Shaker Javaid, 32, and Alex Stocks, 30, set up bank accounts which were used as a conduit for huge sums conned out of more than 200 victims of internet scams from all around the world.
A judge at Exeter Crown Court jailed father-of-one Javaid for seven years while Stocks received a 30-month prison sentence.
The pair were caught after overseas students at Exeter University fell victim to a fraud in which they were swindled out of thousands of pounds they paid as deposits for non-existent luxury flats.
Some of the payments were traced back to accounts run by the men from their homes in Lancashire, and inquiries then found these had been used in many other swindles.
The most serious fraud was against a German woman who was blackmailed into transferring her life savings of £25,000 after hackers convinced her they would kill her family if she refused.
Javaid and Stocks claimed they were victims of the same international conspiracy and thought they were handling genuine payments for online car accessory sales.
Accounts in the name of Flashclaims and Global Supplies were controlled by the two men and used for the transfer of sums totalling £1.3 million from around the world.
The fraudsters tried to hide their identities by using money transfer services including Moneygram and Western Union.
In March a jury found they had both been involved in the money laundering scam but cleared Stocks of the more serious charge of conspiracy.
Javaid, of Albert Terrace, Deepdale, Preston, and Stocks, of Windsor Avenue, Longridge, Lancashire, denied conspiracy to launder the proceeds of crime.
Javaid was found guilty and Stocks cleared of conspiracy but convicted of money laundering. Javaid was also found guilty of five related offences of laundering or fraud.
Kathryn Johnson, for Javaid, said his crimes did not involve laundering the proceeds of the drugs trade and that he was “rather close to the bottom (of it) than the top”.

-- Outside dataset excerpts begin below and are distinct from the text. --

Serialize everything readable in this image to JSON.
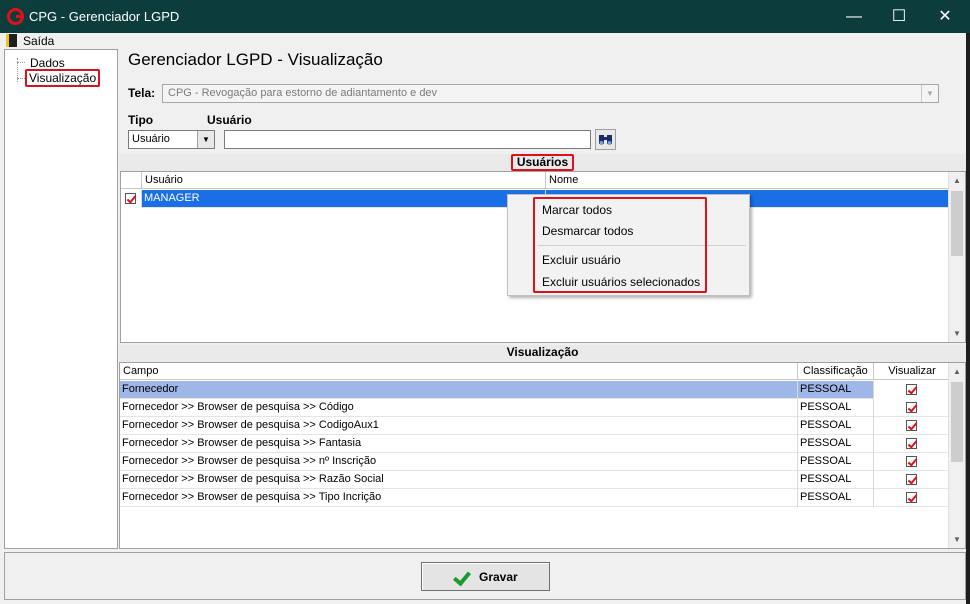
{
  "window": {
    "title": "CPG - Gerenciador LGPD",
    "minimize": "—",
    "maximize": "☐",
    "close": "✕"
  },
  "menu": {
    "exit_label": "Saída"
  },
  "tree": {
    "items": [
      {
        "label": "Dados"
      },
      {
        "label": "Visualização"
      }
    ]
  },
  "main": {
    "title": "Gerenciador LGPD - Visualização",
    "tela_label": "Tela:",
    "tela_value": "CPG - Revogação para estorno de adiantamento e dev",
    "tipo_label": "Tipo",
    "usuario_label": "Usuário",
    "tipo_value": "Usuário",
    "usuario_value": ""
  },
  "users_panel": {
    "title": "Usuários",
    "columns": [
      "Usuário",
      "Nome"
    ],
    "rows": [
      {
        "usuario": "MANAGER",
        "nome": "",
        "checked": true
      }
    ]
  },
  "context_menu": {
    "items": [
      "Marcar todos",
      "Desmarcar todos",
      "Excluir usuário",
      "Excluir usuários selecionados"
    ]
  },
  "visualizacao_panel": {
    "title": "Visualização",
    "columns": [
      "Campo",
      "Classificação",
      "Visualizar"
    ],
    "rows": [
      {
        "campo": "Fornecedor",
        "classificacao": "PESSOAL",
        "visualizar": true
      },
      {
        "campo": "Fornecedor >> Browser de pesquisa >> Código",
        "classificacao": "PESSOAL",
        "visualizar": true
      },
      {
        "campo": "Fornecedor >> Browser de pesquisa >> CodigoAux1",
        "classificacao": "PESSOAL",
        "visualizar": true
      },
      {
        "campo": "Fornecedor >> Browser de pesquisa >> Fantasia",
        "classificacao": "PESSOAL",
        "visualizar": true
      },
      {
        "campo": "Fornecedor >> Browser de pesquisa >> nº Inscrição",
        "classificacao": "PESSOAL",
        "visualizar": true
      },
      {
        "campo": "Fornecedor >> Browser de pesquisa >> Razão Social",
        "classificacao": "PESSOAL",
        "visualizar": true
      },
      {
        "campo": "Fornecedor >> Browser de pesquisa >> Tipo Incrição",
        "classificacao": "PESSOAL",
        "visualizar": true
      }
    ]
  },
  "footer": {
    "save_label": "Gravar"
  },
  "colors": {
    "titlebar": "#0c3d3c",
    "selection_blue": "#1a6fe6",
    "selection_soft": "#9fb6e8",
    "highlight_red": "#e0101a",
    "check_green": "#1e9a2a"
  }
}
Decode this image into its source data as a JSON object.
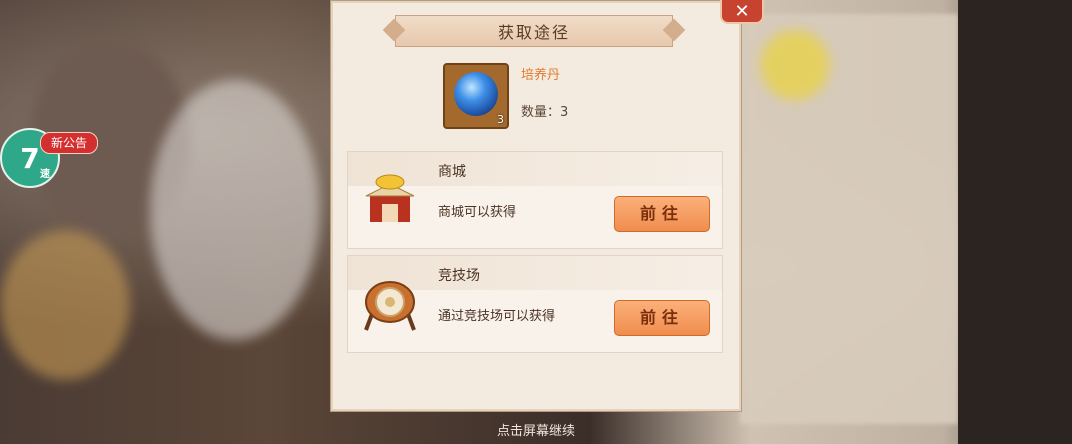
{
  "dialog": {
    "title": "获取途径",
    "item": {
      "name": "培养丹",
      "quantity_text": "数量：3",
      "count_badge": "3"
    },
    "sources": [
      {
        "name": "商城",
        "description": "商城可以获得",
        "button": "前往",
        "icon": "shop-icon"
      },
      {
        "name": "竞技场",
        "description": "通过竞技场可以获得",
        "button": "前往",
        "icon": "arena-drum-icon"
      }
    ],
    "close_icon": "close-icon"
  },
  "side": {
    "notice": "新公告",
    "speed_number": "7",
    "speed_label": "速"
  },
  "hint": "点击屏幕继续",
  "colors": {
    "accent": "#f08d4e",
    "item_name": "#e07b2f",
    "panel": "#f4ebe0"
  }
}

“I have to accept that it is serious fraud and serious confidence fraud,” she said.
Tom Mitchell, for Stocks, said his client was paid no more than £1,000 for his involvement in money laundering.
“His personal benefit ran into hundreds of pounds, rather than hundreds of thousands of pounds,” he said.
“It is, with respect, pence compared to what others have had out of it. There is no evidence that Mr Stocks had led a lavish lifestyle out of it.
“It is not because it has been spent or given to someone else - the personal benefit has been virtually nil.”
Jailing the pair, Judge Erik Salomonsen said: “I accept that you were not alone - clearly there were others - and I sentence you on the basis of a wider conspiracy.
“Your defence, Shaker Javaid, was that you believed it was legitimate. The jury rejected your excuse.
“You have not assisted yourself by giving any indication to the part others played. I accept that you were a man that played a role and you were at the heart of the conspiracy.
“Without you there would have been no bank accounts and no ability to launder the cash. Indeed your operation was so successful that a second account was needed, which is where you, Alex Stocks, came in.
“The prosecution accept that you played a lesser role - it was your co-defendant that took the lead.
“It is clear to me from the way you gave your evidence that you were a follower, not the leader. The jury, in my judgement, quite rightly rejected your account.”
Both defendants will be subjects of proceeds of crime hearings.